Sounding rockets, simulations advance understanding of complex environments

By Miles T. Bengtson|December 2021

The Atmospheric and Space Environments Technical Committee encourages the exchange of information about the interactions between aerospace systems and their surroundings.

In May, the U.S. Air Force Research Laboratory concluded operation of the Demonstration and Science Experiments, or DSX, satellite mission. The spacecraft conducted 1,300 experiments to study the space environment in medium-Earth orbit. Satellites in this orbital regime encounter high-energy charged particles that are confined in the Earth’s magnetic field. These energetic particles can damage and degrade spacecraft components, so scientists are seeking to learn more about their behavior and how to design satellites that can better withstand the radiation hazard. In addition to naturally occurring radiation, a nuclear device detonated at a high altitude could create a radiation hazard in Earth’s orbit that could harm space-based assets. DSX conducted experiments using very low frequency radio waves that can interact with energetic particles and remove them from the space environment. The mission produced a trove of data on charged particles and how to remediate both natural and artificial radiation hazards in space. The very low frequency antenna on DSX extended approximately the length of a football field, making DSX the largest self-supporting structure ever flown in space. The DSX mission began development in 2003, and operations began in 2019 when the spacecraft launched from Cape Canaveral Space Force Station in Florida.

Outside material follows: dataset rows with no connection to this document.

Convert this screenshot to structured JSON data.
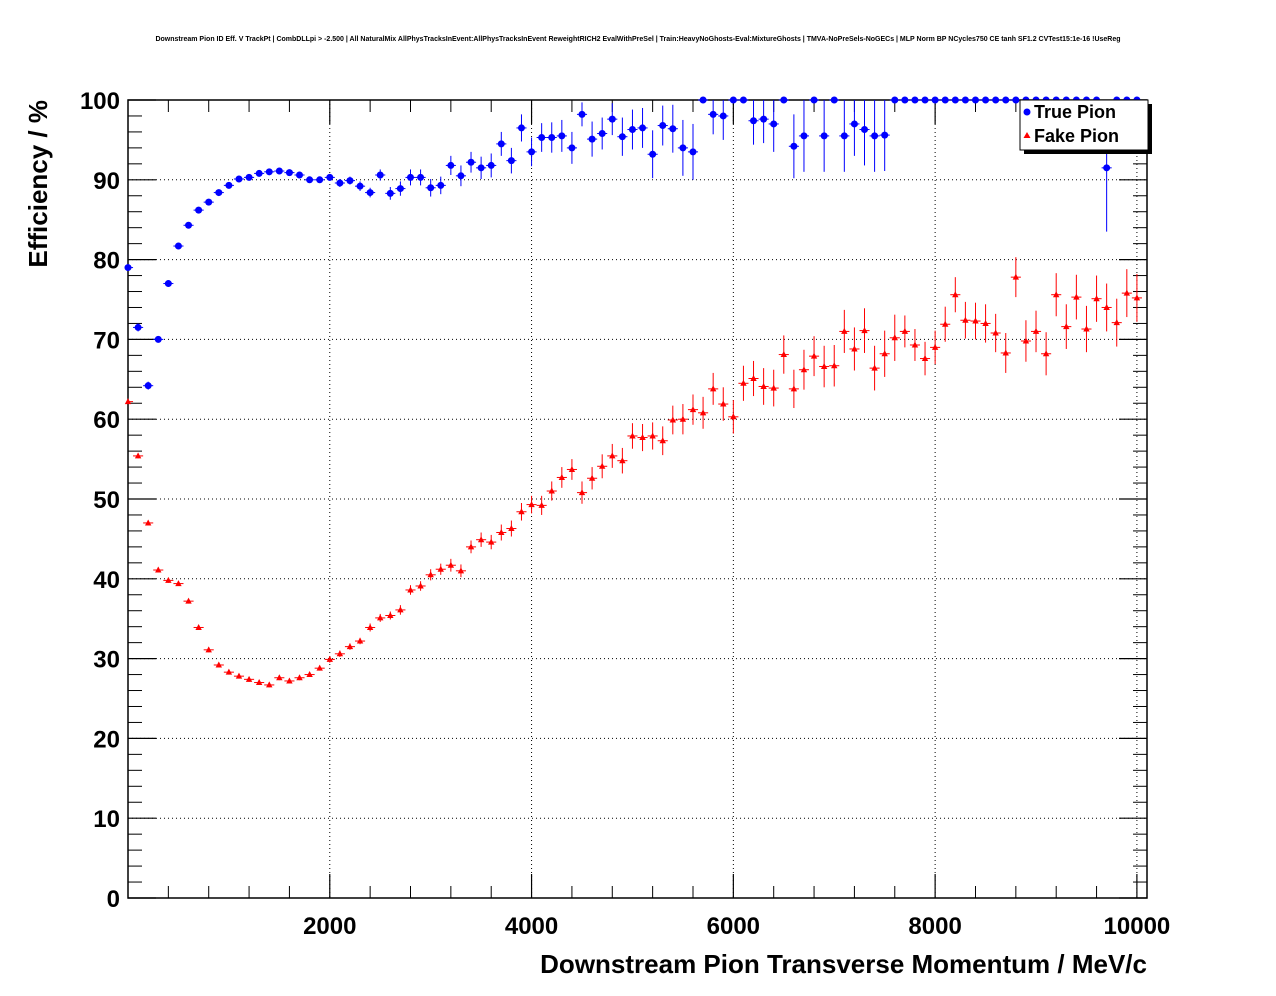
{
  "title": "Downstream Pion ID Eff. V TrackPt | CombDLLpi > -2.500 | All NaturalMix AllPhysTracksInEvent:AllPhysTracksInEvent ReweightRICH2 EvalWithPreSel | Train:HeavyNoGhosts-Eval:MixtureGhosts | TMVA-NoPreSels-NoGECs | MLP Norm BP NCycles750 CE tanh SF1.2 CVTest15:1e-16 !UseReg",
  "chart_data": {
    "type": "scatter",
    "xlabel": "Downstream Pion Transverse Momentum / MeV/c",
    "ylabel": "Efficiency / %",
    "xlim": [
      0,
      10100
    ],
    "ylim": [
      0,
      100
    ],
    "x_ticks": [
      2000,
      4000,
      6000,
      8000,
      10000
    ],
    "y_ticks": [
      0,
      10,
      20,
      30,
      40,
      50,
      60,
      70,
      80,
      90,
      100
    ],
    "grid": true,
    "legend_position": "top-right",
    "series": [
      {
        "name": "True Pion",
        "color": "#0000ff",
        "marker": "circle",
        "x": [
          0,
          100,
          200,
          300,
          400,
          500,
          600,
          700,
          800,
          900,
          1000,
          1100,
          1200,
          1300,
          1400,
          1500,
          1600,
          1700,
          1800,
          1900,
          2000,
          2100,
          2200,
          2300,
          2400,
          2500,
          2600,
          2700,
          2800,
          2900,
          3000,
          3100,
          3200,
          3300,
          3400,
          3500,
          3600,
          3700,
          3800,
          3900,
          4000,
          4100,
          4200,
          4300,
          4400,
          4500,
          4600,
          4700,
          4800,
          4900,
          5000,
          5100,
          5200,
          5300,
          5400,
          5500,
          5600,
          5700,
          5800,
          5900,
          6000,
          6100,
          6200,
          6300,
          6400,
          6500,
          6600,
          6700,
          6800,
          6900,
          7000,
          7100,
          7200,
          7300,
          7400,
          7500,
          7600,
          7700,
          7800,
          7900,
          8000,
          8100,
          8200,
          8300,
          8400,
          8500,
          8600,
          8700,
          8800,
          8900,
          9000,
          9100,
          9200,
          9300,
          9400,
          9500,
          9600,
          9700,
          9800,
          9900,
          10000
        ],
        "y": [
          79.0,
          71.5,
          64.2,
          70.0,
          77.0,
          81.7,
          84.3,
          86.2,
          87.2,
          88.4,
          89.3,
          90.1,
          90.3,
          90.8,
          91.0,
          91.1,
          90.9,
          90.6,
          90.0,
          90.0,
          90.3,
          89.6,
          89.9,
          89.2,
          88.4,
          90.6,
          88.3,
          88.9,
          90.3,
          90.3,
          89.0,
          89.3,
          91.8,
          90.5,
          92.2,
          91.5,
          91.8,
          94.5,
          92.4,
          96.5,
          93.5,
          95.3,
          95.3,
          95.5,
          94.0,
          98.2,
          95.1,
          95.8,
          97.6,
          95.4,
          96.3,
          96.5,
          93.2,
          96.8,
          96.4,
          94.0,
          93.5,
          100,
          98.2,
          98.0,
          100,
          100,
          97.4,
          97.6,
          97.0,
          100,
          94.2,
          95.5,
          100,
          95.5,
          100,
          95.5,
          97.0,
          96.3,
          95.5,
          95.6,
          100,
          100,
          100,
          100,
          100,
          100,
          100,
          100,
          100,
          100,
          100,
          100,
          100,
          100,
          100,
          100,
          100,
          100,
          100,
          100,
          100,
          91.5,
          100,
          100,
          100
        ],
        "yerr": [
          0.4,
          0.5,
          0.5,
          0.4,
          0.4,
          0.4,
          0.4,
          0.4,
          0.4,
          0.4,
          0.4,
          0.4,
          0.4,
          0.4,
          0.4,
          0.4,
          0.4,
          0.4,
          0.4,
          0.4,
          0.4,
          0.5,
          0.5,
          0.6,
          0.6,
          0.7,
          0.8,
          0.9,
          1.0,
          1.0,
          1.1,
          1.1,
          1.2,
          1.3,
          1.3,
          1.4,
          1.5,
          1.5,
          1.6,
          1.7,
          1.8,
          1.8,
          1.9,
          2.0,
          2.0,
          1.5,
          2.2,
          2.0,
          2.0,
          2.4,
          2.5,
          2.5,
          3.0,
          2.5,
          3.0,
          3.5,
          3.5,
          0,
          2.5,
          3.0,
          0,
          0,
          3.0,
          3.0,
          3.5,
          0,
          4.0,
          4.5,
          0,
          4.5,
          0,
          4.5,
          4.0,
          4.5,
          4.5,
          4.5,
          0,
          0,
          0,
          0,
          0,
          0,
          0,
          0,
          0,
          0,
          0,
          0,
          0,
          0,
          0,
          0,
          0,
          0,
          0,
          0,
          0,
          8.0,
          0,
          0,
          0
        ]
      },
      {
        "name": "Fake Pion",
        "color": "#ff0000",
        "marker": "triangle",
        "x": [
          0,
          100,
          200,
          300,
          400,
          500,
          600,
          700,
          800,
          900,
          1000,
          1100,
          1200,
          1300,
          1400,
          1500,
          1600,
          1700,
          1800,
          1900,
          2000,
          2100,
          2200,
          2300,
          2400,
          2500,
          2600,
          2700,
          2800,
          2900,
          3000,
          3100,
          3200,
          3300,
          3400,
          3500,
          3600,
          3700,
          3800,
          3900,
          4000,
          4100,
          4200,
          4300,
          4400,
          4500,
          4600,
          4700,
          4800,
          4900,
          5000,
          5100,
          5200,
          5300,
          5400,
          5500,
          5600,
          5700,
          5800,
          5900,
          6000,
          6100,
          6200,
          6300,
          6400,
          6500,
          6600,
          6700,
          6800,
          6900,
          7000,
          7100,
          7200,
          7300,
          7400,
          7500,
          7600,
          7700,
          7800,
          7900,
          8000,
          8100,
          8200,
          8300,
          8400,
          8500,
          8600,
          8700,
          8800,
          8900,
          9000,
          9100,
          9200,
          9300,
          9400,
          9500,
          9600,
          9700,
          9800,
          9900,
          10000
        ],
        "y": [
          62.2,
          55.4,
          47.0,
          41.1,
          39.8,
          39.4,
          37.2,
          33.9,
          31.1,
          29.2,
          28.3,
          27.8,
          27.4,
          27.0,
          26.7,
          27.6,
          27.2,
          27.6,
          28.0,
          28.8,
          29.9,
          30.6,
          31.5,
          32.2,
          33.9,
          35.1,
          35.4,
          36.1,
          38.6,
          39.1,
          40.5,
          41.2,
          41.7,
          41.0,
          44.0,
          44.9,
          44.6,
          45.8,
          46.3,
          48.4,
          49.3,
          49.2,
          51.0,
          52.7,
          53.7,
          50.8,
          52.6,
          54.1,
          55.4,
          54.8,
          57.9,
          57.7,
          57.9,
          57.3,
          59.9,
          60.0,
          61.2,
          60.8,
          63.8,
          61.9,
          60.3,
          64.5,
          65.1,
          64.1,
          63.9,
          68.1,
          63.8,
          66.2,
          67.9,
          66.6,
          66.7,
          71.0,
          68.8,
          71.1,
          66.4,
          68.2,
          70.2,
          71.0,
          69.3,
          67.6,
          69.0,
          71.9,
          75.6,
          72.4,
          72.3,
          72.0,
          70.8,
          68.3,
          77.8,
          69.8,
          71.0,
          68.2,
          75.6,
          71.6,
          75.3,
          71.3,
          75.1,
          74.0,
          72.1,
          75.8,
          75.2
        ],
        "yerr": [
          0.3,
          0.3,
          0.3,
          0.3,
          0.3,
          0.3,
          0.3,
          0.3,
          0.3,
          0.3,
          0.3,
          0.3,
          0.3,
          0.3,
          0.3,
          0.3,
          0.3,
          0.3,
          0.3,
          0.3,
          0.4,
          0.4,
          0.4,
          0.4,
          0.5,
          0.5,
          0.5,
          0.6,
          0.6,
          0.6,
          0.7,
          0.7,
          0.8,
          0.8,
          0.8,
          0.9,
          0.9,
          1.0,
          1.0,
          1.1,
          1.1,
          1.2,
          1.2,
          1.3,
          1.3,
          1.4,
          1.4,
          1.5,
          1.5,
          1.6,
          1.6,
          1.7,
          1.7,
          1.8,
          1.8,
          1.9,
          1.9,
          2.0,
          2.0,
          2.1,
          2.1,
          2.2,
          2.2,
          2.3,
          2.3,
          2.4,
          2.4,
          2.5,
          2.5,
          2.6,
          2.6,
          2.7,
          2.7,
          2.8,
          2.8,
          2.9,
          2.9,
          2.0,
          2.0,
          2.1,
          2.1,
          2.2,
          2.2,
          2.3,
          2.3,
          2.4,
          2.4,
          2.5,
          2.5,
          2.6,
          2.6,
          2.7,
          2.7,
          2.8,
          2.8,
          2.9,
          2.9,
          3.0,
          3.0,
          3.0,
          3.0
        ]
      }
    ]
  }
}
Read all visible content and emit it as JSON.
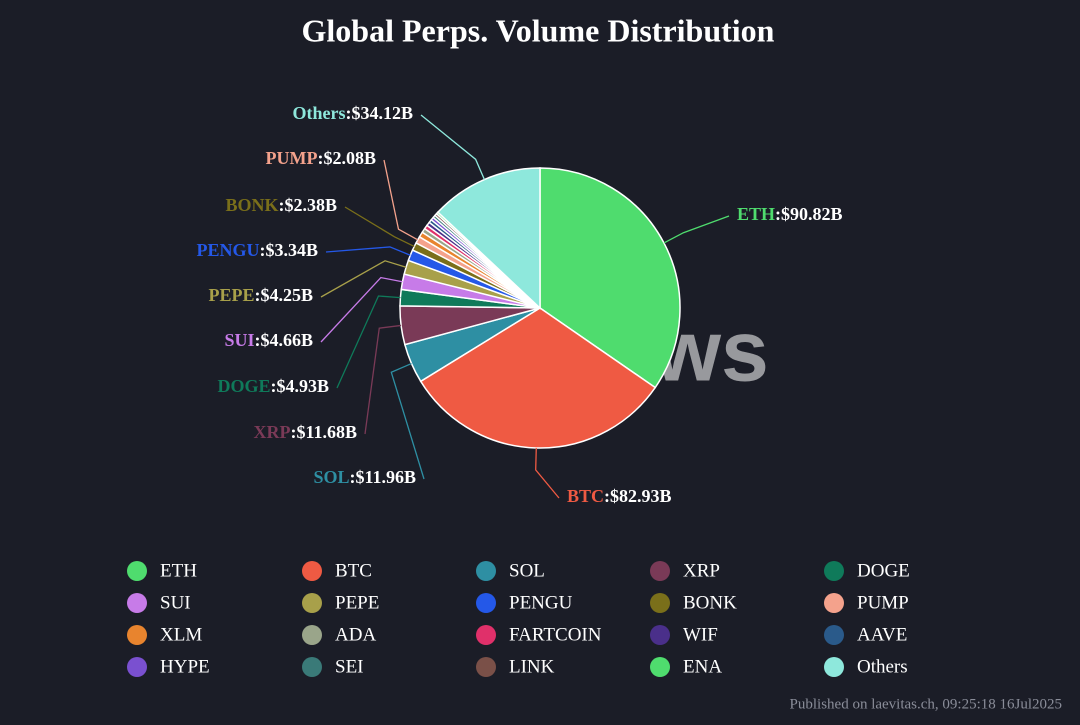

Two suborbital sounding rockets that were launched from NASA’s Wallops Flight Facility in Virginia released vapor material into the sky as part of space environments experiments. Both experiments generated brightly colored clouds that were visible to many on the East Coast. The Air Force Research Laboratory, in partnership with the Space and Missile Systems Center and NASA, flew the first sounding rocket in March. The payload released material that generated pink clouds at more than 160 kilometers to study the ionosphere. In May, NASA launched a sounding rocket payload from the University of Alaska Fairbanks to study how energy and momentum are transported through regions of the Earth’s magnetic field. The experiment, named KiNet-X, released barium vapors that were ionized by the sunlight and formed green and violet clouds. Scientists used observations of the clouds along with instruments on the sounding rocket to investigate how electrons in space are energized by the magnetic field. This mission is helping answer long-standing questions about how low-energy electrons from the near-Earth space environment are accelerated to the high energies found in regions like the aurora.

Aircraft icing researchers conducted a communitywide computer modeling campaign to assess simulation capabilities and establish future best practices. The campaign culminated at AIAA’s first Ice Prediction Workshop, held virtually in July. In-flight icing is a safety consideration for design and certification of aircraft, and engineers require accurate computer simulation tools to reduce testing and design cycle times. Twenty-one participants representing businesses, research organizations and academia executed their icing codes against a set of defined test conditions, allowing direct comparison with each other and experimental results. By comparing results, scientists determined which specific models led to discrepancies in ice shape prediction. This endeavor, the first in 20 years,
illuminated both technical achievements and future needs in icing simulation.

Contributor: Andy P. Broeren